Tabo Caves Lahaul and Spiti Valley

Tabo Caves, Lahaul & Spiti Valley

The magnificent Tabo Caves are located just above the ancient Tabo Monastery, which was founded more than 1000 years ago. This ancient monastery has been hollowed out by several caves that serve as dwellings for monks during the harsh winters of the Himalayas. Termed as 'Tabo Caves,' these magnificent caverns are artificially excavated for monks and were initially used as an assembly hall. Also, these caves are well visible from the village and are known to be very old. There are many caves in Spiti Valley, but it is not completely clear when and who started the tradition of building such caves and for what purpose.

Highlights While some caves were used as assembly halls for monks, many served as dwellings as the winters are extremely harsh in Spiti. Till today some caves are used for meditation by monks and so, there are flags at several caves that denote there is somebody meditating inside. Unfortunately, some caves that are closer to the village are used as toilets. Some people believe that traces of paintings inside the caves can been found while other maintain that there is no sign of any paintings.

The Tabo Caves of Spiti Valley overlooks the verdant Spiti River, which flows with exuberance amid the most scenic and serene landscapes of Lahaul and Spiti Valleys. A 15 minute trek to the foothills of the Trans-Himalayas leads one to the Tabo Caves, where the Buddhist lamas meditate.

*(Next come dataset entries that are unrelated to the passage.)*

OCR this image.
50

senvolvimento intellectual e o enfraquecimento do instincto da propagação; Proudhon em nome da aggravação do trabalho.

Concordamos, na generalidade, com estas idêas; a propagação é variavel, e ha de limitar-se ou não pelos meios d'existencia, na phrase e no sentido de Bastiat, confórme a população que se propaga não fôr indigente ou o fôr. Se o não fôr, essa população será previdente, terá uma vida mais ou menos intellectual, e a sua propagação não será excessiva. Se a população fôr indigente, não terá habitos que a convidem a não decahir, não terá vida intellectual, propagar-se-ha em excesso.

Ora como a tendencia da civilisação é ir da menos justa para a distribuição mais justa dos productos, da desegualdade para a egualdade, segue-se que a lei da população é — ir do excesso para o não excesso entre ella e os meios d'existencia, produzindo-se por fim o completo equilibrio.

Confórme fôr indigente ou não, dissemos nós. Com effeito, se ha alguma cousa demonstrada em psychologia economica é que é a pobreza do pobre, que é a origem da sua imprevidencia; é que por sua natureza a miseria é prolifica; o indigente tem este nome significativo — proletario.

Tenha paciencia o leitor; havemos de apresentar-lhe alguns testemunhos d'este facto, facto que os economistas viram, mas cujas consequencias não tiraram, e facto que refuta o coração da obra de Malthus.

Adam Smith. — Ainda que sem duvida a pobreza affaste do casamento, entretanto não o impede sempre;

Structure of Tabo Caves Some of the caves are fairly well developed and the walls and floor of the caves are smooth but devoid of any embellishment. The entrance of the caves is narrow and leads to other other smaller rooms or recesses. The roof of these cafes has a wide hole that opensup to the sky and serves as a vent when fires were burnt inside the caves to keep warm in brutal cold. These caves are the best places for the meditating monks as there is no place as peaceful as these caves for the seekers of nirvana. Inside the caves there are multiple rooms, one leading to the other.

These caves are so intriguing that even today, many people and historians wonder why would anybody come to this harsh and demanding environment to stay.